Noob texture and material questions

Hi guys. I’m new to UE4 and have been working for about two weeks on some terrain and texturing. I have a background as a software developer for many years, and an avid gamer, but little experience with modern graphics/game engines. So far I am having a lot of fun, but naturally have a stack of noob questions that are building up around the edges while I push forward.

One thing I was wondering is about collecting material functions/expressions into libraries somehow. Is there a standard way to do that? From what I have encountered so far projects have assets and you can migrate assets from one project to another, but is there a way to have a common body of functions that you can simply reference from within a project?

Another area that still confuses me is LOD for textures. I understand how LOD functions for static meshes, and have some grasp of what is happening when LOD changes for the terrain mesh. I’m not sure how different levels of detail are handled for textures. For example, if a game offers a choice of texture quality, does that usually mean multiple textures for each asset, or selected assets, or does it mean programmatic limits on procedural detail mixing? I guess another way of asking this is: are detail and diffuse textures stored in LOD levels the same way meshes are, or is varying texture detail always the result of material expressions mixing textures at different scales?

The last thing I’ll ask here is more specific to my current project. I’m using L3DT to create height maps as well as normal and alpha masks for the terrain. I have a material network that creates a base layer by mixing grass, dirt, and moss in a noise mask, and then uses the exported alpha mask (splat map, I guess) from L3DT to layer in rock textures on cliffs, gravel on the shore, etc. That’s all working well, but the results aren’t perfect. So my question is can I combine this procedural technique with weight painting? In other words, can I have the output of my splat map-driven texturing be one layer in a blend, and then have the other textures, i.e. dirt, gravel, etc. feed in to other layers so that I can hand retouch certain areas with specific textures?

Thanks for any advice, and sorry for mixing several topics in one message.

Inside your UE4 folding in the following location, 4.7\UnrealEngine-release\Engine\Content\Functions you will find Material Functions that do exactly what you are talking about.

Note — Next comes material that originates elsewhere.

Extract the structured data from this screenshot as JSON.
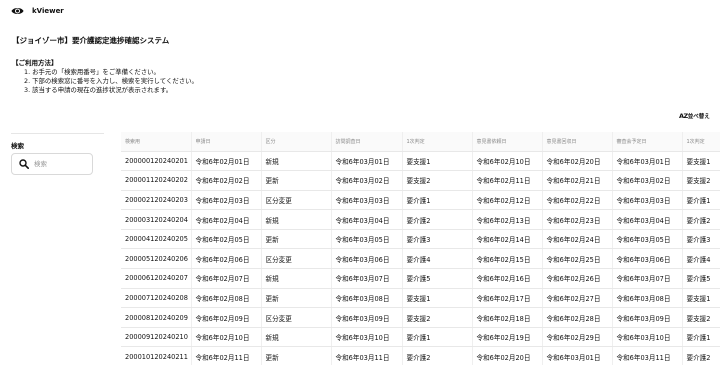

I believe you are talking about Mip Mapping. Its basicly like you said, LOD’s for your Textures. Every texture imported into UE4 will use Mipmaps unless you set it to not use them. However there is not a lot that you need to worry about as the creation, processing, and interaction with MIP maps, for the most part, is all done behind the scenes.

Yes you can mix and match procedural content with hand painted stuff you just need to make sure you use two separate Landscape Layer coords as the Texture titling is probably going to be different between the two.

Hope that helps!

Thanks, Sam. That helps quite a bit. I assume the functions in the location you referenced are essentially the “standard lib” for UE4? Can I create my own importable libraries?